Неподалеку от библиотеки имени Лажечникова он приостановился напротив двухэтажного кирпичного здания так называемой фабричной архитектуры. Когда-то здесь помещалось отделение милиции, куда его однажды забрали ни за что ни про что: он шел улицей Пушкина с букетом гвоздик в руках, как вдруг на него налетели двое младших сержантов и, не обращая внимания на протесты, доставили в отделение; оказалось, что часом раньше кто-то оборвал клумбу гвоздик возле библиотеки, и милиционеры подумали на него. В дежурной части с Очковского сняли ремень, тщательно обыскали и отправили в изолятор. В камере было темно, хотя под потолком и мерцала маленькая лампочка, забранная решеткой, но, когда глаз приноровился к новому освещению, он разглядел дощатые нары, а на них мужика в пальто, который сидел по-турецки и, как болванчик, покачивал головой. Выпустили Очковского часа через два, и возможно, именно поэтому он теперь пришел к заключению, что и в тогдашней переделке было больше комического, чем ужасного, что он даже посидеть как следует не сумел.
Понемногу стало смеркаться, и Очковский почувствовал, что заметно похолодало. Воздух, наполненный мельчайшими блестками, точно в него накрошили алюминиевой фольги, сгустился и как-то остолбенел. Видимо подернулись изморозью золотые кресты какой-то церкви, возвышавшейся над кособокими крышами, которые уныло крутились многочисленными дымами. Коломенские сизари, рассевшись по карнизам, нахохлились и затихли.
Очковский решил, что он уже порядочно побродил по родному городу, слишком намерзся и что, пожалуй, пора домой. По пути к железнодорожной станции он, однако, подзадержался, так как на глаза ему попался знакомый особнячок, выкрашенный желтой, староказенной краской, с которым было связано что-то в высшей степени неприятное.
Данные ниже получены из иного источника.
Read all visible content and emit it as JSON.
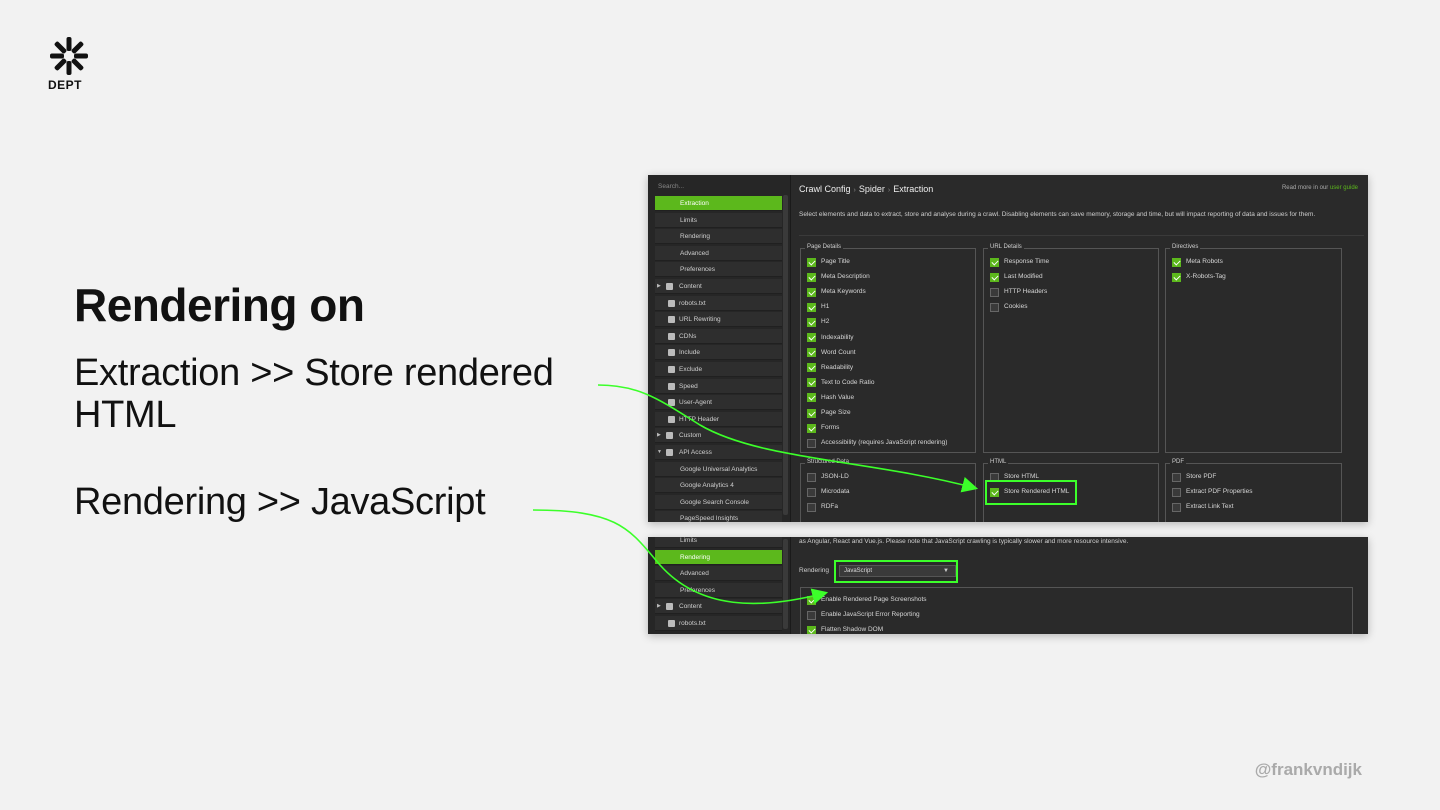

Но что именно – это было темно. И все-таки Очковский припомнил, что в свое время в особнячке помещалось одно солидное городское учреждение, и он приходил сюда устраиваться на работу. Несмотря на то что он уже был положительный молодой человек и имел отличные рекомендации, на работу его не взяли. Виной тому были новые башмаки: башмаки скрипели, Очковский нервничал, и его приняли за дурака. Тогда он сильно переживал неудачу, считая, что и с карьерой покончено, и жизнь пошла прахом, но теперь он подумал, что эта неудача – дорогой подарок судьбы.
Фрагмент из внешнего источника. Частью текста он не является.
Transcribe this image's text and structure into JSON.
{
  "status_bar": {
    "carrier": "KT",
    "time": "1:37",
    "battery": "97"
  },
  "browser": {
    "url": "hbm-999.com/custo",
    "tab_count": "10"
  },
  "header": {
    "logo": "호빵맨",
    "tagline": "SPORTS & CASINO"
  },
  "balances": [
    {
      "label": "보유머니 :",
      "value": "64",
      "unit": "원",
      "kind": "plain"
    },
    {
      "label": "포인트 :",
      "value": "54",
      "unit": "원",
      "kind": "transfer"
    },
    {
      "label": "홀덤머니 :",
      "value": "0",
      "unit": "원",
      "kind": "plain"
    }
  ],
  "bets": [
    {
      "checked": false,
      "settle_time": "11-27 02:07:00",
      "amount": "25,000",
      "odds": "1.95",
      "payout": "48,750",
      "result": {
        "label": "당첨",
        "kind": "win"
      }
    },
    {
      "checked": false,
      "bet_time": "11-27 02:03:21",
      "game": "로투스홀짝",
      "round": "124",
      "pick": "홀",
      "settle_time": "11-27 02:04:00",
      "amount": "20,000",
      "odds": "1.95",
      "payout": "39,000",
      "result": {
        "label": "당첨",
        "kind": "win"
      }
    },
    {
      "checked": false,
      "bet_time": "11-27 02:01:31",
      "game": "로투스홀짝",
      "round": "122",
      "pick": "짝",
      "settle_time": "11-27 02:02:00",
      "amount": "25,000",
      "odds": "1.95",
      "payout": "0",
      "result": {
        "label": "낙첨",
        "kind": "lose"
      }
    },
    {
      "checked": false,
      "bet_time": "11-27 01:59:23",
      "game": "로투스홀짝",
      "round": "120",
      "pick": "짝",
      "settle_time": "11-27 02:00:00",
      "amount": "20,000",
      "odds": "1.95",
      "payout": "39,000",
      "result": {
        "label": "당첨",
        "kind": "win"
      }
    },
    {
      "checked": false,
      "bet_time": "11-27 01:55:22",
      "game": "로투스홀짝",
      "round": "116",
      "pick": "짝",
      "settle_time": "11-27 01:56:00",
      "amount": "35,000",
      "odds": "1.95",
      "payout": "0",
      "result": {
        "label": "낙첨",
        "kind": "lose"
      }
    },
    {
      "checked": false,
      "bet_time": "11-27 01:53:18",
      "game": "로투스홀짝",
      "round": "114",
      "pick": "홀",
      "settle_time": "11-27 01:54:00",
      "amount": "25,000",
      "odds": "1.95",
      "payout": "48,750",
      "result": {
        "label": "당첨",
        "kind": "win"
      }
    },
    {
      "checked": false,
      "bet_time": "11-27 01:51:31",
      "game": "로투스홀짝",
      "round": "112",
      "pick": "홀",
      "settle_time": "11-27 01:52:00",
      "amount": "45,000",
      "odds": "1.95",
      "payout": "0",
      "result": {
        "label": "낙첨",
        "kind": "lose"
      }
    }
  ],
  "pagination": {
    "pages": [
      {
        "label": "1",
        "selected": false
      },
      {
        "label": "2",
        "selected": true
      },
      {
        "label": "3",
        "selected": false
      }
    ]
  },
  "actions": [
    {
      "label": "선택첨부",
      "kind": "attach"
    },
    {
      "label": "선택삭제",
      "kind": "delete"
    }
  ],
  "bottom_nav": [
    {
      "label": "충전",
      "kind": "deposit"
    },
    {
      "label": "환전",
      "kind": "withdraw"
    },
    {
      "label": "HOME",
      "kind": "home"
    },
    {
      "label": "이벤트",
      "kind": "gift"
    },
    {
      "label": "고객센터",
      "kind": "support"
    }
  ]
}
Внезапно Очковский остановился у простого фонарного столба и почувствовал, что сейчас ему откроется нечто важное. Он прикоснулся к столбу рукой, ощутил какой-то кроткий ответ, в котором было что-то от легкого электричества, и тут на него свалилось неожиданное откровение: «Господи, – сказал он себе, – какая была жизнь! Какая превосходная была жизнь!»